Creative geniuses have two to three times as many notches in their bedpost as the rest of us do.  They must not have kids. By day, I’m a toddler powered ride-on. I don’t have it in me to be a loading zone after dark.

I warn him I can’t stay and cuddle.  We’re most creative when alone. According to psychologist Keith Sawyer at Washington University, “decades of research have consistently shown brainstorming groups think of far fewer ideas than the same number of people working alone and later pool their ideas.

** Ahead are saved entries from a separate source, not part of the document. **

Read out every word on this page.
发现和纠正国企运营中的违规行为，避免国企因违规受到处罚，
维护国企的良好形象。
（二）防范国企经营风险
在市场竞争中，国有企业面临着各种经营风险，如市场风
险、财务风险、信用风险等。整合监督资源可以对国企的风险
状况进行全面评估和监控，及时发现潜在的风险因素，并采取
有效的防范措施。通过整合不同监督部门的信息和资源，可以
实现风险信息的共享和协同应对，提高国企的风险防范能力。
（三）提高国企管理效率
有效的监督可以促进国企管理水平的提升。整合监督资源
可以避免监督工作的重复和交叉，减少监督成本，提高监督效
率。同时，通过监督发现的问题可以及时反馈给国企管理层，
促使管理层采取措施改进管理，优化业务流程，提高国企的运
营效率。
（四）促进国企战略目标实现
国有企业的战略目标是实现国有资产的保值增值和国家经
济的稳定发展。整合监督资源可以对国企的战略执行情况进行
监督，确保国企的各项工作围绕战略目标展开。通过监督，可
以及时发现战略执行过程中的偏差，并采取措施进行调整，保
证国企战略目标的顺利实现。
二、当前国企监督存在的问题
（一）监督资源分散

He tells me to stop talking.

Another hour later, and my draft is complete. Come morning, I edit with sober eyes. And send it off. The obsessive checking of email begins.

I’m afraid it is not good enough. Attempting to write for a much desired byline has been my downfall. Research suggests we are most creative when intrinsically motivated.

I should have outsourced this assignment to my preschooler. 98 percent of tested preschoolers scored creative genius level. Researcher George Land tested the creativity of 1600 preschoolers using the same test NASA used to identify the most innovative candidates. He continued to test the same 1600 children every 5 years:

Percentage of children scoring creative genius level, by age:
Preschool age: 98%
10 year olds: 30%
15 year olds: 12%

The decline continues into adulthood with only 2 percent of adults testing at genius level. And traditional schooling methods were to blame.

Land believes traditional education methods encourage logical and rational thinking. And often discourages the exploration of many unique solutions to one problem. Resulting in creativity being unlearned.

To pass the time, I give my 3-year-old an incomplete drawing assessment. A  creativity assessment developed by  psychologist Ellis Paul Torrance.

I draw a few lines on a sheet of paper and ask him to finish the drawing. When he’s done, he shares the back story. It involves “bunder and lightning”. And a water buffalo.

The more uncommon the drawing, or the story behind the drawing, the higher the score. Unsure of what to make of his results, I check my email. Again.

The wait is over. My editor tells me to change my angle.  And ends it with “Stop trying to be funny.”

I hide my face with my hands, like a magician failing to bend a spoon on live TV.  I’ve credited my humor with landing jobs and men that would otherwise be unattainable. Without humor, I am mediocre with bad hair and skin unfit for the sun.

I retrieve my stash of frozen thin mints from the back of the freezer. With my pain properly fed, I respond back with “Got it! Thanks for the feedback.”